Her acting and broadcasting career – she appeared in theatre musicals Hair and Jesus Christ Superstar, became a well-known children’s TV presenter on Play School and Play Away and has had numerous film and TV roles – has been followed by years of campaigning for causes ranging from greater diversity at Bafta to the welfare and education of children, and better mental health support for people in reality shows.
She began her children’s TV career when the industry was still predominantly white. “It didn’t occur to me that I was the only black person here, but I was going to make sure that when I did get the opportunity, I’d open the doors for other people to come in. I was going to show them what was missing.”
As far as the film and television world is concerned, she keeps plugging away for diversity.
“My first challenge was in 1974 in [prison drama] Within These Walls and I said, ‘Why can’t we have more black, Asian and Chinese people playing professionals?’ Everywhere I go and everything I do, I try to get people to be all-embracing. When I see a change, I smile, because I know I’ve laid those foundations.
“I remember when Greg Dyke said the BBC is ‘hideously white’ and we’ve got to change [when he was director-general in 2001], there was no foundation,” she continues. “My job – people like Lenny Henry and Marcus Rashford are also doing it – is making fundamental change that is concrete and in place.”
She’s been with her husband Keith Taylor for 52 years, married for 42. They met when he was stage manager for the touring production of Hair and they have two children, Alvina and Aston. The couple have had their share of heartbreak when she suffered three miscarriages, but out of the devastation she is trying to make change for good.
“In parliament, I have a private members’ bill to have a certificate of loss, so that if you do have a miscarriage or stillbirth, there’s some sort of certificate to say that you’ve actually experienced it, if you need to have time off.

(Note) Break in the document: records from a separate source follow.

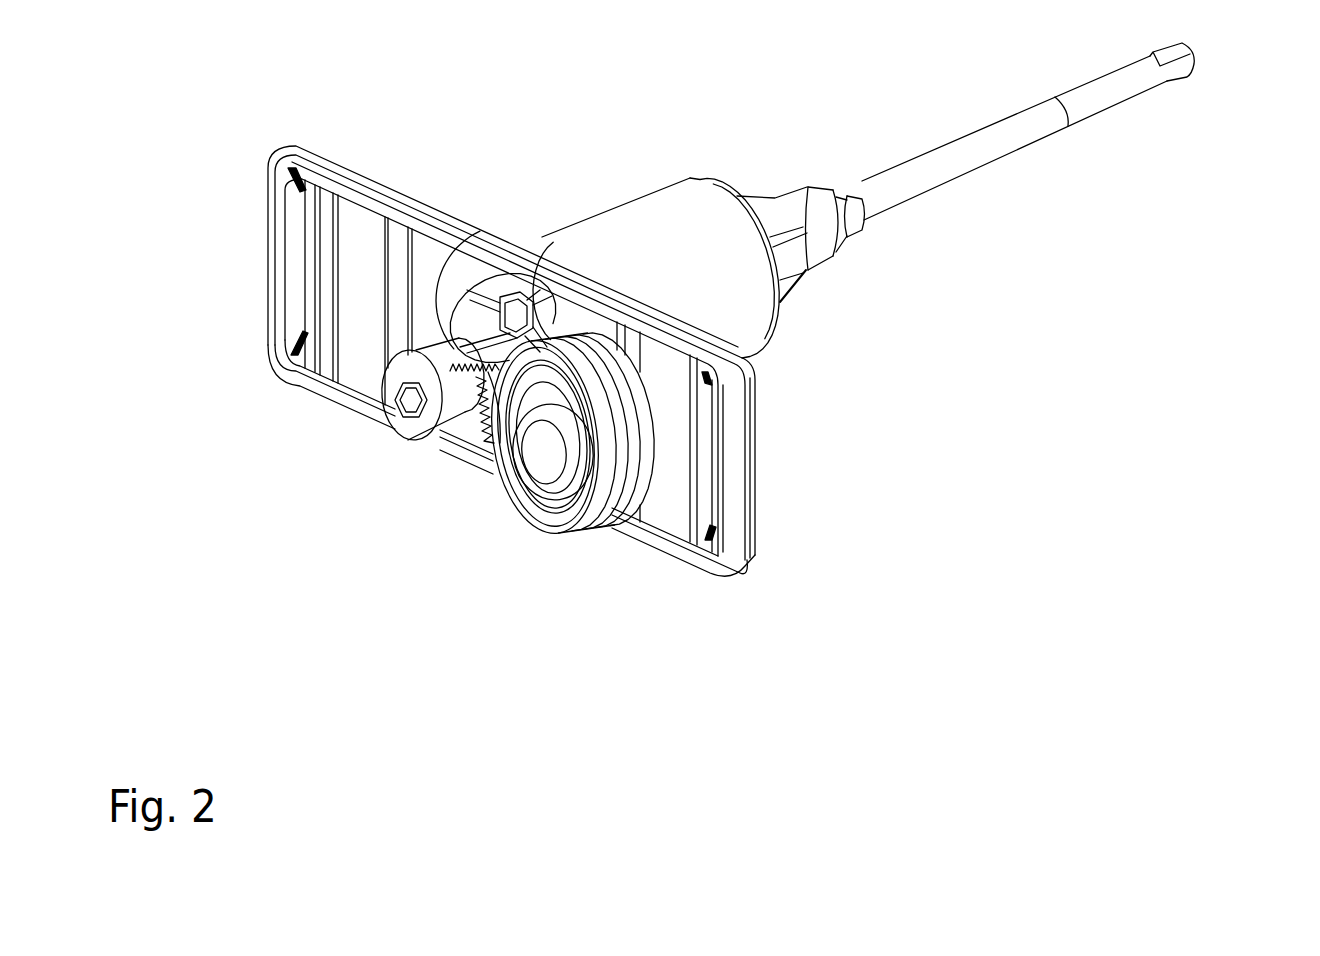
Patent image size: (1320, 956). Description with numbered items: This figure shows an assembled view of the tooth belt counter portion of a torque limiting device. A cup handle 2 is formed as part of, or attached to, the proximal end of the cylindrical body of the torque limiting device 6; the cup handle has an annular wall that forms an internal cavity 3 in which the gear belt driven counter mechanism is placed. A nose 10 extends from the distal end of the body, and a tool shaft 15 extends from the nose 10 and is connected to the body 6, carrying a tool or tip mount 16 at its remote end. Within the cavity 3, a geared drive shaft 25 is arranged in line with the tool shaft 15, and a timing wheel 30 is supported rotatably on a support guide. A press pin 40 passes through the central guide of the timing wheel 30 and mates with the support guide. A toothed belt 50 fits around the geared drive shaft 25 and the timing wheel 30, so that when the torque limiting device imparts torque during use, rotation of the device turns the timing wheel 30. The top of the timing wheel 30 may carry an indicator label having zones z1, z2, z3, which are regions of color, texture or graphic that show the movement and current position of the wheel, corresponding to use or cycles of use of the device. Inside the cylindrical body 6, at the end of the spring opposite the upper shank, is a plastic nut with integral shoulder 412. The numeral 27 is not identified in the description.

The cup handle 2 is at (511, 361).
The internal cavity 3 is at (358, 292).
The body of torque limiting device 6 is at (656, 268).
The nose 10 is at (801, 179).
The tool shaft 15 is at (1014, 161).
The tool or tip mount 16 is at (1229, 95).
The geared drive shaft 25 is at (298, 314).
The hex socket 27 is at (262, 412).
The timing wheel 30 is at (598, 520).
The press pin 40 is at (490, 511).
The toothed belt 50 is at (400, 255).
The plastic nut with integral shoulder 412 is at (496, 215).
The zone z1 is at (801, 458).
The zone z2 is at (579, 606).
The zone z3 is at (377, 490).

“Everything happens for a reason,” she continues. “The reason I had to go through that was to try to help other women and men.”
Made a Lib Dem peer in 2010 and a Dame in 2020 for services to charity, Baroness Benjamin shows no signs of slowing down and is still a self-confessed workaholic.
“I’m an achievement junkie,” she admits. And the smile says it all.
What Are You Doing Here? by Baroness Floella Benjamin is available now.